“Although printed currency constitutes a clear claim on real goods in an economy, there is no automatic linkage to guarantee there will be a corresponding increase in real goods to match the magnitude of the printed claims.”
Throughout history, the vast majority of economic crises have has a monetary cause and were not due to a breakdown of production or demand for real goods.
The collapse of societies on the other hand is related to the breakdown of the fundamental real good creation system (usually environmental asset collapse) and the health of those systems is something that money has served to obscure.
Removing the kaleidoscope lens of fiat money from the national policy formation process will allow societies to focus on real issues.
There have been a large number of commodity monies where the currency is an actual form of commodity. Examples of currency and credit systems based on a commodity are far more rare. Nails, knives, rice, wheat, hoes and low grade coins made from base metals created inflation and distortion proof trading mechanisms early on in the history of money.
The later stages of history are all about token or fiat currencies which sprang up in a every jurisdiction with a huge variety of sources. In England, anyone with something to sell may have been inclined to issue their own currency to secure both sources of supply and customers. Lawyers to ironworkers created their own banks and currencies due to the shortage and low quality of the coins of the realm and as often as not the lack of faith in same.
Cash was created to match the increase in output that the economy was experiencing both at home and abroad. But it also was needed to grease the increase in the monetization of the economy. Moving barter and unpaid labour (family etc) into the scope of the commercial economy required huge amounts of currency even if the work being done and total output was no greater.
In terms of clean transactions with no time related distortions, barter was the perfect system. But barter doesn’t have the liquidity or the flexibility to support a sophisticated society and hence money was invented.
In 1880 there were still 157 banks printing their own notes in Britain.

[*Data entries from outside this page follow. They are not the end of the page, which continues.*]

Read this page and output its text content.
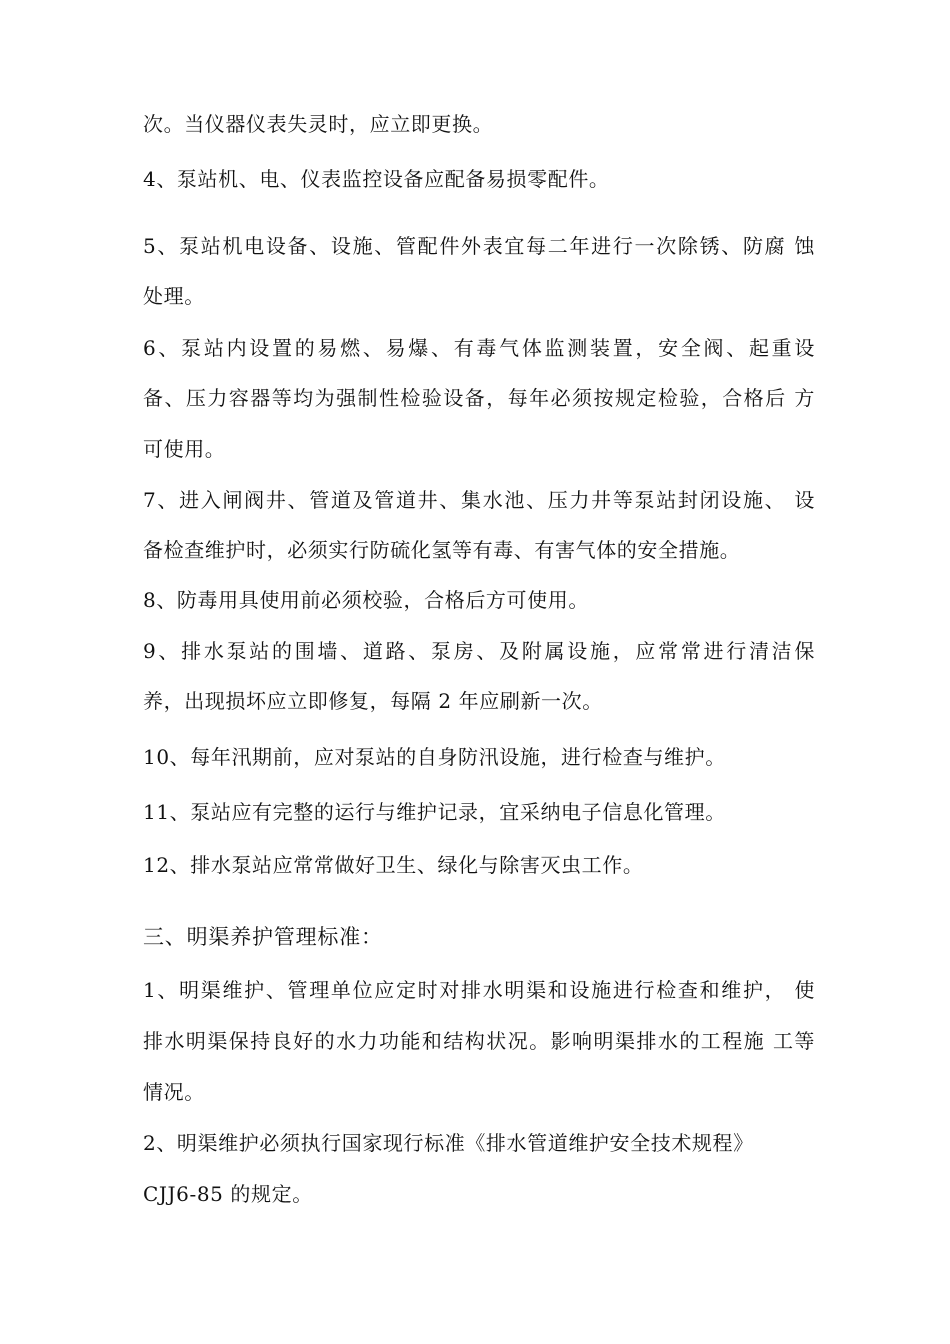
次。当仪器仪表失灵时，应立即更换。
4、泵站机、电、仪表监控设备应配备易损零配件。
5、泵站机电设备、设施、管配件外表宜每二年进行一次除锈、防腐 蚀
处理。
6、泵站内设置的易燃、易爆、有毒气体监测装置，安全阀、起重设
备、压力容器等均为强制性检验设备，每年必须按规定检验，合格后 方
可使用。
7、进入闸阀井、管道及管道井、集水池、压力井等泵站封闭设施、 设
备检查维护时，必须实行防硫化氢等有毒、有害气体的安全措施。
8、防毒用具使用前必须校验，合格后方可使用。
9、排水泵站的围墙、道路、泵房、及附属设施，应常常进行清洁保
养，出现损坏应立即修复，每隔 2 年应刷新一次。
10、每年汛期前，应对泵站的自身防汛设施，进行检查与维护。
11、泵站应有完整的运行与维护记录，宜采纳电子信息化管理。
12、排水泵站应常常做好卫生、绿化与除害灭虫工作。
三、明渠养护管理标准：
1、明渠维护、管理单位应定时对排水明渠和设施进行检查和维护， 使
排水明渠保持良好的水力功能和结构状况。影响明渠排水的工程施 工等
情况。
2、明渠维护必须执行国家现行标准《排水管道维护安全技术规程》
CJJ6-85 的规定。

As banking regulations grew more sophisticated and governments realized the need for control of the money supply, printing bank notes became the sole privilege of national governments by the early 1900s. However, over the past 30 years given the complex financial instruments now in use, effectively printing money has again become a lucrative activity practiced by many financial institutions.
Although token and fiat money have been useful in allowing the complexities of modern economies to develop, they are fertile ground for fraud and abuse and inherently unstable. An infinite variety of frauds and Ponzi schemes are possible and in scales from simple counterfeiting to the national policy level. One of the latest is “the wealth effect” where the entire country and perhaps a good part of the world, bought into the concept of debt and asset inflation begetting prosperity.

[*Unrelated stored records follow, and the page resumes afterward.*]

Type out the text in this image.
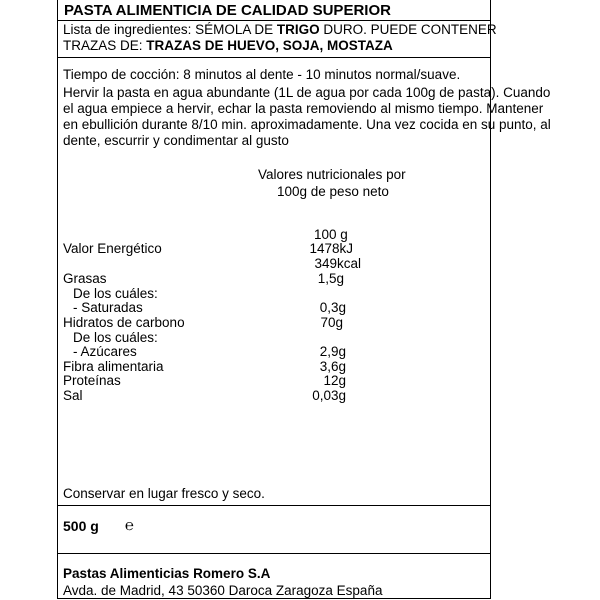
PASTA ALIMENTICIA DE CALIDAD SUPERIOR
Lista de ingredientes: SÉMOLA DE TRIGO DURO. PUEDE CONTENER
TRAZAS DE: TRAZAS DE HUEVO, SOJA, MOSTAZA
Tiempo de cocción: 8 minutos al dente - 10 minutos normal/suave.
Hervir la pasta en agua abundante (1L de agua por cada 100g de pasta). Cuando
el agua empiece a hervir, echar la pasta removiendo al mismo tiempo. Mantener
en ebullición durante 8/10 min. aproximadamente. Una vez cocida en su punto, al
dente, escurrir y condimentar al gusto
Valores nutricionales por
100g de peso neto
100 g
Valor Energético	1478kJ
349kcal
Grasas	1,5g
De los cuáles:
- Saturadas	0,3g
Hidratos de carbono	70g
De los cuáles:
- Azúcares	2,9g
Fibra alimentaria	3,6g
Proteínas	12g
Sal	0,03g
Conservar en lugar fresco y seco.
500 g ℮
Pastas Alimenticias Romero S.A
Avda. de Madrid, 43 50360 Daroca Zaragoza España
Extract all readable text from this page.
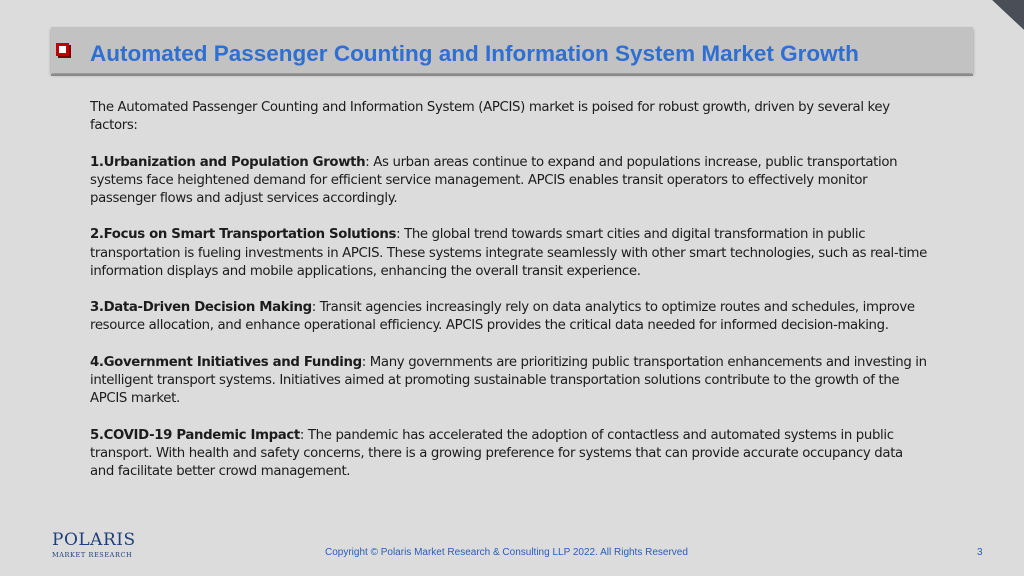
Automated Passenger Counting and Information System Market Growth

The Automated Passenger Counting and Information System (APCIS) market is poised for robust growth, driven by several key factors:

1.Urbanization and Population Growth: As urban areas continue to expand and populations increase, public transportation systems face heightened demand for efficient service management. APCIS enables transit operators to effectively monitor passenger flows and adjust services accordingly.

2.Focus on Smart Transportation Solutions: The global trend towards smart cities and digital transformation in public transportation is fueling investments in APCIS. These systems integrate seamlessly with other smart technologies, such as real-time information displays and mobile applications, enhancing the overall transit experience.

3.Data-Driven Decision Making: Transit agencies increasingly rely on data analytics to optimize routes and schedules, improve resource allocation, and enhance operational efficiency. APCIS provides the critical data needed for informed decision-making.

4.Government Initiatives and Funding: Many governments are prioritizing public transportation enhancements and investing in intelligent transport systems. Initiatives aimed at promoting sustainable transportation solutions contribute to the growth of the APCIS market.

5.COVID-19 Pandemic Impact: The pandemic has accelerated the adoption of contactless and automated systems in public transport. With health and safety concerns, there is a growing preference for systems that can provide accurate occupancy data and facilitate better crowd management.

POLARIS
MARKET RESEARCH	Copyright © Polaris Market Research & Consulting LLP 2022. All Rights Reserved	3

Fiat currency monetary systems are open to abuse by government and private interests alike. Currency inflation is both the invisible tax of government and the large scale fraud of private financial institutions. It is far easier to print more money than to serve up doses of fiscal reality to the masses. As long as fiat money is controlled by special interests, abuse and crisis will be constant.
Inflation is typically associated with the money supply only but the fluctuations in the money supply mask the fluctuations in availability of real inputs. Eliminating money supply induced inflation will allow the actual supply issues of the real wealth creation process to be dealt with clearly and efficiently by market forces.
Although the adoption of fiat money has allowed incredibly rapid economic expansion, it has never been able to evolve past its inherently unstable roots. Clearly a more stable, more illuminating currency system is required.